Wednesday, December 3, 2008

It's Never Too Late

While you may still have to deal with some of the physical or emotional consequences of your past sexual activity, it is never too late to start living a chaste life. No one is ever a lost cause. Whether you have already given away the gift of your sexuality once or on several occassions, it is never too late to take it back and re-wrapped it. It is never too late for God's will for your life to be done. Christ is wating for you to come to Him. He is waiting to meet you where you are and bring you into His light. He is waiting to lavish His love and mercy on you. He wants to forgive you and reconcile you to Himself. Allow Him to heal your wounds and strengthen you. Firmly commit yourself to living chastely, seeking the empowerment of Christ and other Christians as you go forth, step by step, into the life God has planned for you!

Tuesday, December 2, 2008

A Great Opportunity!

Senator Obama: "It's Your America, share your ideas"

Senator Barack Obama is asking the country's opinion about how where he should lead our country.
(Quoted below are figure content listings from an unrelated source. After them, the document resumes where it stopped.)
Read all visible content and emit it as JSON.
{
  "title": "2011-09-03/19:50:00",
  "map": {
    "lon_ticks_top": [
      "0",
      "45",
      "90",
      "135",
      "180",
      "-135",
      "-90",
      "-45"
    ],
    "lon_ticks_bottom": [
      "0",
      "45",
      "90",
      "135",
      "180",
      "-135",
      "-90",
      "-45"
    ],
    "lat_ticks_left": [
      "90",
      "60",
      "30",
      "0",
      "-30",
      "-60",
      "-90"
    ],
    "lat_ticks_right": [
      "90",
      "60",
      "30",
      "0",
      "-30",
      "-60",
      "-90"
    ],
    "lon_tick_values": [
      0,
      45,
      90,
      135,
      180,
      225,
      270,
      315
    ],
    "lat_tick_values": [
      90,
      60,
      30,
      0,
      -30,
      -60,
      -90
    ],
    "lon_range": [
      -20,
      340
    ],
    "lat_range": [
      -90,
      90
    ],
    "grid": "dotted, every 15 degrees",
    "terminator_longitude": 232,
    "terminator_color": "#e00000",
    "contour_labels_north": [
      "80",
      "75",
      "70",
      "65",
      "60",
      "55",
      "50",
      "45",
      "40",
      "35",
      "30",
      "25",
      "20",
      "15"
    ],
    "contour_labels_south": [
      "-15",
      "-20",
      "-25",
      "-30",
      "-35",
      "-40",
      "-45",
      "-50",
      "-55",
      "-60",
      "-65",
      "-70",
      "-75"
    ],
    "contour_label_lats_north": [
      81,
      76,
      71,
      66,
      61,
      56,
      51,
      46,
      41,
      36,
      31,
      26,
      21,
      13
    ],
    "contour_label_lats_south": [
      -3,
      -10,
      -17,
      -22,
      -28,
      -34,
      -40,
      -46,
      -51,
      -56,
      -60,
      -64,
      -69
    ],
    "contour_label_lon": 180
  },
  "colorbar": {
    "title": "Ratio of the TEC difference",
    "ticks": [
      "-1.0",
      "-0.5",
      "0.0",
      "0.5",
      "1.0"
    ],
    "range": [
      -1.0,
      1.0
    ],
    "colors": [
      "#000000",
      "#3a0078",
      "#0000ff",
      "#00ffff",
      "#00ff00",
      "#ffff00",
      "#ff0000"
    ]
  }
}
Take this opportunity to share with Senator Obama your vision for our country. Respectfully and truthfully share with him your vision for a culture of life; one where every person born and unborn are protected regardless of size, race, ability or place of residence, and more. Ask him not to pass the Freedom of Choice Act.
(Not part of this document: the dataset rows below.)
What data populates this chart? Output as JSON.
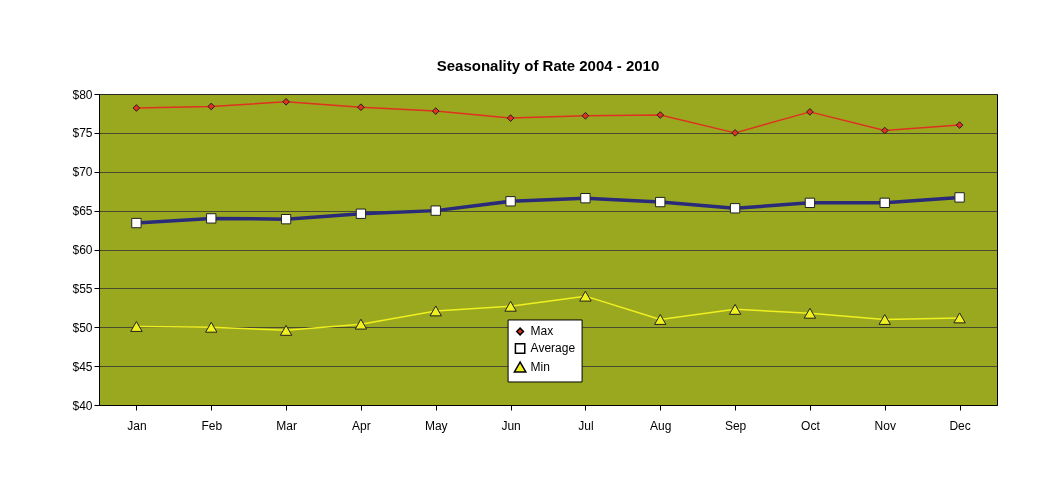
{
  "chart_data": {
    "type": "line",
    "title": "Seasonality of Rate 2004 - 2010",
    "categories": [
      "Jan",
      "Feb",
      "Mar",
      "Apr",
      "May",
      "Jun",
      "Jul",
      "Aug",
      "Sep",
      "Oct",
      "Nov",
      "Dec"
    ],
    "series": [
      {
        "name": "Max",
        "color": "#e03020",
        "marker": "diamond",
        "values": [
          78.2,
          78.4,
          79.0,
          78.3,
          77.8,
          76.9,
          77.2,
          77.3,
          75.0,
          77.7,
          75.3,
          76.0
        ]
      },
      {
        "name": "Average",
        "color": "#2a2a7a",
        "marker": "square",
        "values": [
          63.4,
          64.0,
          63.9,
          64.6,
          65.0,
          66.2,
          66.6,
          66.1,
          65.3,
          66.0,
          66.0,
          66.7
        ]
      },
      {
        "name": "Min",
        "color": "#f0f020",
        "marker": "triangle",
        "values": [
          50.1,
          50.0,
          49.6,
          50.4,
          52.1,
          52.7,
          54.0,
          51.0,
          52.3,
          51.8,
          51.0,
          51.2
        ]
      }
    ],
    "ylim": [
      40,
      80
    ],
    "yticks": [
      {
        "value": 40,
        "label": "$40"
      },
      {
        "value": 45,
        "label": "$45"
      },
      {
        "value": 50,
        "label": "$50"
      },
      {
        "value": 55,
        "label": "$55"
      },
      {
        "value": 60,
        "label": "$60"
      },
      {
        "value": 65,
        "label": "$65"
      },
      {
        "value": 70,
        "label": "$70"
      },
      {
        "value": 75,
        "label": "$75"
      },
      {
        "value": 80,
        "label": "$80"
      }
    ],
    "grid": "y",
    "legend": "bottom",
    "line_style": "solid"
  }
}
Visit: http://www.change.gov/page/s/yourvision

Monday, December 1, 2008

Weekly Quote


"Rather than be silent, we must instead point out the singular relevance of this teaching of divine Revelation: what St. Paul identified in the culture of the Greco-Roman world prophetically demonstrates its correspondence with what has taken place in Western culture in recent centuries: the exclusion of the Creator - to the point of proclaiming grotesquely that 'God is dead' - has had the consequence, almost as an inevitable punishment, of the spread of an aberrant sexual ideology, with an arrogance unknown to previous times."